The top two executives of Wounded Warrior Project have been fired after reports of them spending top dollars on hotels, dinners and more.
On Thursday, Steven Nardizzi and chief operating officer Al Giordano were fired, their board of directors said, as the organization cracks down on employee expenses and strengthens controls that have not kept pace with the group's rapid growth.
The Wounded Warrior Project's directors hired outside legal counsel and forensic accounting consultants to conduct an independent review of the Jacksonville-based organization's records and interview current and former employees, according to a statement released late Thursday by a crisis management firm.

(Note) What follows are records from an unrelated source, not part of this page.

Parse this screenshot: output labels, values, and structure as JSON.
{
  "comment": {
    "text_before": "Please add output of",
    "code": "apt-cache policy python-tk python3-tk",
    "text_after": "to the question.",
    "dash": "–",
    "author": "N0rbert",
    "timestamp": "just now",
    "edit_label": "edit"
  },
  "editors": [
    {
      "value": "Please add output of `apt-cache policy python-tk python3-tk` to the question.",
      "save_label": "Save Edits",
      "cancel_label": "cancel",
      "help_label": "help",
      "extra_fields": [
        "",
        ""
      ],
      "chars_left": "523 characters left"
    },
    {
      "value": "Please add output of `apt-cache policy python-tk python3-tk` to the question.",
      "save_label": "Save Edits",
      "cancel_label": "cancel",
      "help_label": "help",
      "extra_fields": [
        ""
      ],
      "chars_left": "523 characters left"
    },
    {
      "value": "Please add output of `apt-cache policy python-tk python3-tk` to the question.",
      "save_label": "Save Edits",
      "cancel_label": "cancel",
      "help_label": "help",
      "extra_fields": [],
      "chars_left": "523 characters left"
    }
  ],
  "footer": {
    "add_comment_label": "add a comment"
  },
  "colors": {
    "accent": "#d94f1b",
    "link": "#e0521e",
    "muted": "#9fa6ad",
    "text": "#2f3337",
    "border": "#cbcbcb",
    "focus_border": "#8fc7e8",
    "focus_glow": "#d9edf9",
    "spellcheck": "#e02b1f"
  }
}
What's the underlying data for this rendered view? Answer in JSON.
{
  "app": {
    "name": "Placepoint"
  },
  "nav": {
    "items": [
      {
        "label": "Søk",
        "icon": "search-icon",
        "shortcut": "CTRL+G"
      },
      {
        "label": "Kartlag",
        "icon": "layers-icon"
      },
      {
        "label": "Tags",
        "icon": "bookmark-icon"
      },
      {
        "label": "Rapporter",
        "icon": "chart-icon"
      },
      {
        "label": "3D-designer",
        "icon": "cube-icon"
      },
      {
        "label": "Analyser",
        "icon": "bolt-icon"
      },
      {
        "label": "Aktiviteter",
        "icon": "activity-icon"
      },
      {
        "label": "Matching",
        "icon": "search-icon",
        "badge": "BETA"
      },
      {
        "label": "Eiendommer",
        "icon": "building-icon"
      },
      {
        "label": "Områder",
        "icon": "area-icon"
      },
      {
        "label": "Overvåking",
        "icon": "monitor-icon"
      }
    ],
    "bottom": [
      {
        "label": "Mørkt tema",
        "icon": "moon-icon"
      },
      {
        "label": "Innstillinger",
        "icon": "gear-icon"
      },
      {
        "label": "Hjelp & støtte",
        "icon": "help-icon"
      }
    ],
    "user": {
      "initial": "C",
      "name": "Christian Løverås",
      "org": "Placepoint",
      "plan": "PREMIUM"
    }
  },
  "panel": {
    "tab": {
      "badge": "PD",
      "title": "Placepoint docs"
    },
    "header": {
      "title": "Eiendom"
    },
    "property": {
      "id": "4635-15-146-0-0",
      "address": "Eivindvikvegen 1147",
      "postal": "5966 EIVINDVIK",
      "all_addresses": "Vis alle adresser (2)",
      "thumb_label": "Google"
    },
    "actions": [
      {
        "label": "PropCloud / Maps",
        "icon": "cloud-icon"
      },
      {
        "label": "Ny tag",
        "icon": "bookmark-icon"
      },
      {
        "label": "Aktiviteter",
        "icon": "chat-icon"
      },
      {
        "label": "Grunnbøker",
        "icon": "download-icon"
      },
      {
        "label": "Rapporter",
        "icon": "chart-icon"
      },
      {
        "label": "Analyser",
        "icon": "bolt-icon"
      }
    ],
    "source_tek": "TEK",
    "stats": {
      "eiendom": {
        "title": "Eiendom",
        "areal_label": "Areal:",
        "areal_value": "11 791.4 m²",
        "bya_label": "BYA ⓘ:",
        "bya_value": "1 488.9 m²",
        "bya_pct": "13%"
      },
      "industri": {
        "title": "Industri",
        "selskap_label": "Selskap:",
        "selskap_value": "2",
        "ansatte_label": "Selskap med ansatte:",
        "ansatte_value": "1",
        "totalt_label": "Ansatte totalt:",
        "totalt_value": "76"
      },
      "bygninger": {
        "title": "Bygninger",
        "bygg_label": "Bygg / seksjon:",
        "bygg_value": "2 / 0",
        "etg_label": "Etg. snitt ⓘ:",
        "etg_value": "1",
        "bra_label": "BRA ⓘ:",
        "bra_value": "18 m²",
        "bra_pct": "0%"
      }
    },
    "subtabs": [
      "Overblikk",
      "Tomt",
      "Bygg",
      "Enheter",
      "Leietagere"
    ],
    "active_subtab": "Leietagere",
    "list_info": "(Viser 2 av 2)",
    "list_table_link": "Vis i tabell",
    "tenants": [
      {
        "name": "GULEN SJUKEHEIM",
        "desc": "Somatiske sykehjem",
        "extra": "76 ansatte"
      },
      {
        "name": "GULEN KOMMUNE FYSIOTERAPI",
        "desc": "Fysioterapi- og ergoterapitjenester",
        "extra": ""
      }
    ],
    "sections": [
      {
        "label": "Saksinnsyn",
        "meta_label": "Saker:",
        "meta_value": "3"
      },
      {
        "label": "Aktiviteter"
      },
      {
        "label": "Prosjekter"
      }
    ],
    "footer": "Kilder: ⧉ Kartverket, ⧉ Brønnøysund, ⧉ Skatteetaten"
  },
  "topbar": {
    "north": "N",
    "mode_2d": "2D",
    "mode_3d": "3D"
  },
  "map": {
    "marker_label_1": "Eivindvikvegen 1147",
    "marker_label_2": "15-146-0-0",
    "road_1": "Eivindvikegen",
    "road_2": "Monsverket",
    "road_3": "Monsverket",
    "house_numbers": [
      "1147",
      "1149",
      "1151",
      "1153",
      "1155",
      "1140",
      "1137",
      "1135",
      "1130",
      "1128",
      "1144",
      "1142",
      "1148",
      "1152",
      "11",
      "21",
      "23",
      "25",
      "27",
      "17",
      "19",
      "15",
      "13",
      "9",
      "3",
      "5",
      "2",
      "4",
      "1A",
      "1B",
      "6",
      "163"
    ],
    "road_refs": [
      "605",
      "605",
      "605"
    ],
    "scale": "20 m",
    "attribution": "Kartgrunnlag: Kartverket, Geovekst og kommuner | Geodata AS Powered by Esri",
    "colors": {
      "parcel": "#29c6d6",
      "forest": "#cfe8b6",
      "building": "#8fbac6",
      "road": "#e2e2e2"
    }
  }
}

On Friday, The Now talked with wounded war veteran Charles Claybaker of Saint Petersburg.
Claybaker, a former Army Ranger, was injured in 2010 after a military aircraft he was in crashed.
"I actually have about three plates and 21 screws just in my ankle," said Claybaker.
Claybaker has started a non-profit organization, Claybaker D.U.S.T.O.F.F Foundation to help combat veterans help themselves.
Along with Claybaker, Dave Winters with Black Dagger Military Hunt Club, has a local non-profit for local vets.
His organization helps teach blind veterans how to hunt, fish, and more.
Winters said he has seen first hand at a personal level some of the good work from the Wounded Warrior Project.
"We will never say anything negative," he said, "we just hope the right people get in there and take the money in the bank and do great things."
Winters said people should do their research before donating to a charity -- but, suggests local organizations too.
"There are many in the Tampa Bay area," said Winters, "Stay in Step Spinal Cord Injury Recovery Center, Exalted Warrior, and more."